Yesterday, I was listening to a James Altucher podcast featuring Seth Godin (Ep. 86), and I heard Seth Godin say the words “I hit the parent lottery…” He then went on to share a story.
This got me thinking: I really did hit the parent lottery. I haven’t seen my father in 13 years, and last spoke to him in a real conversation 5 years ago. My mother and I have had our own problems (problem-free for 4 years), but despite all of this: I hit the fucking lottery.
I’m the youngest of four and my parents were divorced before I turned one year old. Throughout the first 10 years of my life were some pretty nasty custody battles, causing me to grow up rather early. My parents were obsessed, or so it seemed, with using the children as a weapon against the other.
I forgive them, they were learning to live. I realized at a pretty young age that adults don’t actually know everything and are on their own journey, too.
In June 2003, I lived in Germany with my father and my brother, sister, and I flew home to the U.S. to spend the summer with our mother. I didn’t know saying goodbye to dad at the airport would be the last time I’d see him. He got deployed to Afraqistan multiple times for many years and, while he’s still alive, I haven’t seen him since 2003. Our mother had custody of me from there until 2011 when I graduated High School.

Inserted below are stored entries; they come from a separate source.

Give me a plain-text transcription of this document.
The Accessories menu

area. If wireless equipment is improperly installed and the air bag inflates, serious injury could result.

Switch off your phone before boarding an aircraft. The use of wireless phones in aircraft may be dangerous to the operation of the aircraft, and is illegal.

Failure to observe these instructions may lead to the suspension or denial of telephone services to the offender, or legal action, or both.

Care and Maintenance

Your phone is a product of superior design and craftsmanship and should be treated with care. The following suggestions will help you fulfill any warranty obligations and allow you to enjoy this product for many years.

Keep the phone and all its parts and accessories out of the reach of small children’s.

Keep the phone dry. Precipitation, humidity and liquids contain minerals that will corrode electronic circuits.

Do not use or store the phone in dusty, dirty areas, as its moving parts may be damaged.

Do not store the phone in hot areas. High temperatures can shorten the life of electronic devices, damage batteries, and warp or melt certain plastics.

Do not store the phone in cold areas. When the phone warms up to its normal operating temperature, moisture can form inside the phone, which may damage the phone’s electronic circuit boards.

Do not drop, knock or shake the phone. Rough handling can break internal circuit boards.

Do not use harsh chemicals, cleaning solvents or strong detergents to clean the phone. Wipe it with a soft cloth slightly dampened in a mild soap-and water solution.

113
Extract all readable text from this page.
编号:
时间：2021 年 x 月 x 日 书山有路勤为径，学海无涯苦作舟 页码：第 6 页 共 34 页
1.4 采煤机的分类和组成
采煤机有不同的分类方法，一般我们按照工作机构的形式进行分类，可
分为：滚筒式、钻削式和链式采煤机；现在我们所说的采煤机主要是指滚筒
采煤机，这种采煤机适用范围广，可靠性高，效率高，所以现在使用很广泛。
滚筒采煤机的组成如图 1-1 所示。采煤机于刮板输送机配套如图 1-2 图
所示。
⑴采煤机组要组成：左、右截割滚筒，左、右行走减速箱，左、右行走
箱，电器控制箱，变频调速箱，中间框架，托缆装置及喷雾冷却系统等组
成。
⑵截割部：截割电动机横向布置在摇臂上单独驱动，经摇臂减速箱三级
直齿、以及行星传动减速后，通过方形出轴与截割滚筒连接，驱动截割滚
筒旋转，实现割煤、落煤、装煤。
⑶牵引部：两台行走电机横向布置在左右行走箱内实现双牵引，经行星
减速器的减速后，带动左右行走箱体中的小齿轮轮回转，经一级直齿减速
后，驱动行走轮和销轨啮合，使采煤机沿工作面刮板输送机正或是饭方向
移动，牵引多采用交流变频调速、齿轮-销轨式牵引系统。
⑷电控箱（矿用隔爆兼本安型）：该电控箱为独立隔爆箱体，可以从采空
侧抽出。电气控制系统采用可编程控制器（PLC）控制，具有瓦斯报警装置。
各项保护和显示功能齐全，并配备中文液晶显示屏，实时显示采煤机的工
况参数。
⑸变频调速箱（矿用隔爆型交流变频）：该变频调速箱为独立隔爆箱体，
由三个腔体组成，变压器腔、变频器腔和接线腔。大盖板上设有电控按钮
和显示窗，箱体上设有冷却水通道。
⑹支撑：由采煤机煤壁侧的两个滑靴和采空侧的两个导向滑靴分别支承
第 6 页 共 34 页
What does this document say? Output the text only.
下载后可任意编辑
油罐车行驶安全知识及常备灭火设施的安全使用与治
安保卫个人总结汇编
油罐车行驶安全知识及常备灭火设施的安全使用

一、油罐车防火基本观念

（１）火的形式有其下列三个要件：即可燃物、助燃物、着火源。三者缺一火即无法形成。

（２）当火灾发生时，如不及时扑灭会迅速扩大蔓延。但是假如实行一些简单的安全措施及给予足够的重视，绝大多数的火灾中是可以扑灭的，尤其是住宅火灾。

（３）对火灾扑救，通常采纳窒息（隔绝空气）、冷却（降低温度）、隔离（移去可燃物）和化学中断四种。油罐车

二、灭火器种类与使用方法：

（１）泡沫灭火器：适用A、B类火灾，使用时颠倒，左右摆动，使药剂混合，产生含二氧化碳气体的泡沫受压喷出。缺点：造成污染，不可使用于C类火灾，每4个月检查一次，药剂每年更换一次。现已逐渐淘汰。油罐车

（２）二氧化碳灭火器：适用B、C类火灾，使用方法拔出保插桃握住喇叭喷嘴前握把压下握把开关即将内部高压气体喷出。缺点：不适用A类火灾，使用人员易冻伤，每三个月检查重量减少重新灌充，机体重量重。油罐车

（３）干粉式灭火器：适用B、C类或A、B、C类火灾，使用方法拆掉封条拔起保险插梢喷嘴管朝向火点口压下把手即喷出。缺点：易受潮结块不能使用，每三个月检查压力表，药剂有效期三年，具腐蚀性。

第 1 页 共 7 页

I love my mother very much (this must be said because now that she’s on Facebook she’ll probably see this blog and read it). But really I do. However, there were plenty of mistakes made that should have, could have been avoided. If I were a grudge-holding person, I might not get along with her still. Alas, I’m convinced at the end of the day she attempted to do the best for her children.
So, with all of this dysfunction (and I’ve only scratched the surface), how did I hit the lottery?
I love who I am. Looking back on my childhood and my upbringing, I wouldn’t change a damn thing. Everything would remain the same. And this isn’t something I decided yesterday, I’ve thought this way since I was 16.
I love that as a result of this dysfunction, as a result of the chaos of my childhood, I was taught to have a respect for the acceptance of reality, albeit implicitly. In the depths of this tension and pressure, an iron will was forged. I was taught how to cope with reality.
That’s why I won the fucking lottery. For those who can cope with reality, who do not evade it, the world is theirs. And I’ve made it so.
So thank you, Mom, for learning to live. And thank you, Dad, for disappearing. I’m a better man because of it.